O ENIAC tinha a simples e única finalidade de automatizar o cálculo de tabelas balísticas
(SANTOS, MARTINS e TYBUSCH, 2017). Por volta da década de 50 com a popularização
comercial do computador, forma as bases consuetudinárias iniciais do Direito da informática
gerando os primeiros comentários de doutrinadores. Vale destacar que os equipamentos na década
de 50 eram muito grandes e caros, tornando o uso da tecnologia quase exclusiva da Administração
Pública (ALMEIDA e MELO, 2008). Na década de 60 o uso dos computadores, passa a chamar a
atenção de estudiosos (ALMEIDA e MELO, 2008). Segundo Furlaneto Neto e Guimarães (2003)
e Silva (2000) foi nessa época que artigos em jornais e revistas especializadas escreviam sobre o
tema, tais como, o uso abusivo de computadores, a manipulação, sabotagens, espionagem e o uso
ilegal de sistemas de computador.

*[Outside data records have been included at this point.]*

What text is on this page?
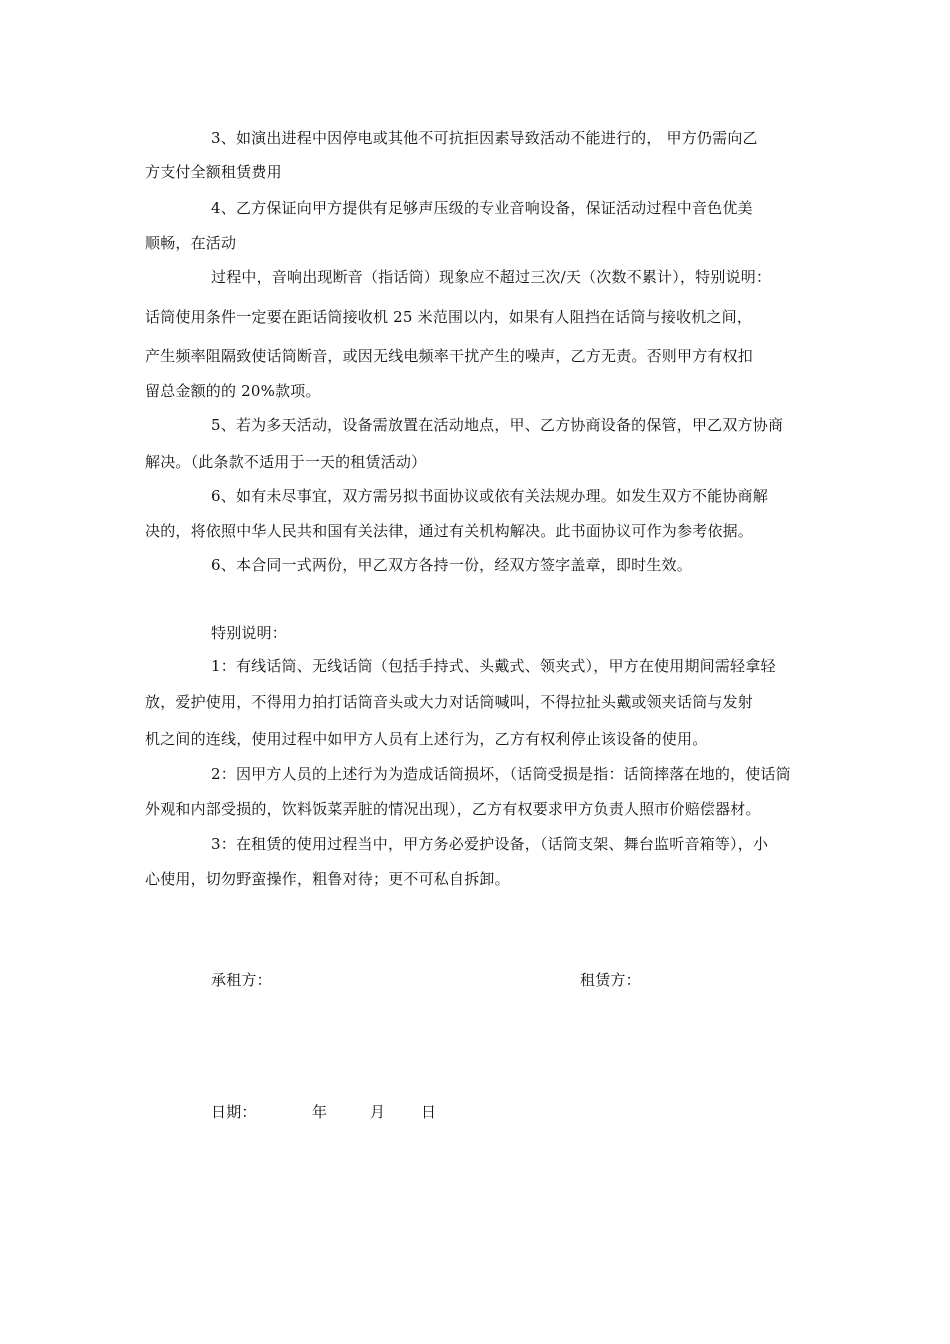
3、如演出进程中因停电或其他不可抗拒因素导致活动不能进行的， 甲方仍需向乙
方支付全额租赁费用
4、乙方保证向甲方提供有足够声压级的专业音响设备，保证活动过程中音色优美
顺畅，在活动
过程中，音响出现断音（指话筒）现象应不超过三次/天（次数不累计），特别说明：
话筒使用条件一定要在距话筒接收机 25 米范围以内，如果有人阻挡在话筒与接收机之间，
产生频率阻隔致使话筒断音，或因无线电频率干扰产生的噪声，乙方无责。否则甲方有权扣
留总金额的的 20%款项。
5、若为多天活动，设备需放置在活动地点，甲、乙方协商设备的保管，甲乙双方协商
解决。（此条款不适用于一天的租赁活动）
6、如有未尽事宜，双方需另拟书面协议或依有关法规办理。如发生双方不能协商解
决的，将依照中华人民共和国有关法律，通过有关机构解决。此书面协议可作为参考依据。
6、本合同一式两份，甲乙双方各持一份，经双方签字盖章，即时生效。
特别说明：
1：有线话筒、无线话筒（包括手持式、头戴式、领夹式），甲方在使用期间需轻拿轻
放，爱护使用，不得用力拍打话筒音头或大力对话筒喊叫，不得拉扯头戴或领夹话筒与发射
机之间的连线，使用过程中如甲方人员有上述行为，乙方有权利停止该设备的使用。
2：因甲方人员的上述行为为造成话筒损坏，（话筒受损是指：话筒摔落在地的，使话筒
外观和内部受损的，饮料饭菜弄脏的情况出现），乙方有权要求甲方负责人照市价赔偿器材。
3：在租赁的使用过程当中，甲方务必爱护设备，（话筒支架、舞台监听音箱等），小
心使用，切勿野蛮操作，粗鲁对待；更不可私自拆卸。
承租方：	租赁方：
日期：	年	月 日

Ferreira (2008) corrobora, destacando que nessa década os
crimes informáticos se iniciavam, contudo, os exames criminológicos das condutas criminosas só
foram realizados a partir da década seguinte. No final da década de 60 surge a internet, que na
época era denominada ARPANET, essa para fins militares. Nesse período, terminais conectados
por modem poderiam ser facilmente invadidos, uma vez que não era uma preocupação a utilização
de senhas (ASSUNÇÃO, 2008) Na década de 70, iniciou-se a polémica que pretendia maximizar
a informatização do governo e da sociedade, inspirando assim as primeiras leis de proteção da
privacidade contra o poderio estatal dos bancos de dados (ALMEIDA e MELO, 2008). Foi nessa
época que iniciaram os estudos sistemáticos sobre essa matéria, com emprego de métodos
criminológicos, analisando um limitado número de delitos informáticos que tinha sido denunciado
(FURLANETO NETO e GUIMARÃES, 2003). A maioria dos crimes informáticos dessa época
eram praticados por especialista em informática, com objetivos de driblar os sistemas de segurança
das empresas, em especial instituições financeiras (TAVARES e REIS, 2014). Nessa década de 70
ainda era inviável o uso doméstico dos computadores. Entretanto nesse momento buscou-se o
aprimoramento dos computadores em micromáquinas. Mais tarde o objetivo foi atingido
(CAZELATTO e SEGATTO, 2014). Foi na década de 80 que as ações criminosas informáticas

3
aumentaram. Nesse momento passaram a incidir em manipulações de caixas bancários, pirataria
de programas de computador, abuso nas telecomunicações, pornografia infantil entre outros
(FURLANETO NETO e GUIMARÃES, 2003). A partir dessa época surgem casos de hacker1 e
vírus de computador. Com isso passou a discutir também assuntos relacionados à segurança e
controle de crimes. Juristas brasileiros, nessa época já se mostravam preocupados com a
dificuldade em se estabelecer a competência para os crimes informáticos (SILVA, 2000). No ano
de 1986, surge nos Estados Unidos a primeira lei penal específica para crimes informáticos,
chamada Lei de Fraude e Abuso de Computadores (do inglês, Computer Fraud and Abuse Act).
Em 1988, acontece a primeira prisão por crime informático. Robert Tappan Morris Junior, foi
condenado a cinco anos de prisão por disseminação de vírus, atingindo cerca de 50.000
computadores. Em 1989, inicia-se a caçada de Kevin Mitnick, grande conhecido no meio por
causar grandes prejuízos e por burlar sistemas de empresas telefônicas (SOUZA NETO, 2009).
Foi nos anos 90 que a internet alcançou a população em geral. A partir desse momento que a
internet se desenvolveu e possibilitou que novos dispositivos, mais poderoso, úteis e rápidos
surgissem. Esses avanços foram acompanhados pelos criminosos que de acordo com as inovações,
se mostravam cada vez mais preparados para prática e a violação dos softwares e seguranças
desenvolvidos com a finalidade de proteção ao usuário (SANTOS, 2015). Em 1995 Kevin Mitnick
foi preso, acusado por invadir empresas como Nokia e Motorola, passou cinco anos preso (SOUZA
NETO, 2009). No Brasil, o primeiro caso esclarecido de crime informático foi 1997, uma jornalista
recebia ameaças e conteúdo de cunho erótico-sexual por e-mail. O crime foi investigado e chegou
a um analista de sistemas, ele foi condenado a prestar serviços junto a Academia de Polícia Civil,
dando aulas de informática para policiais (NOGUEIRA,2008).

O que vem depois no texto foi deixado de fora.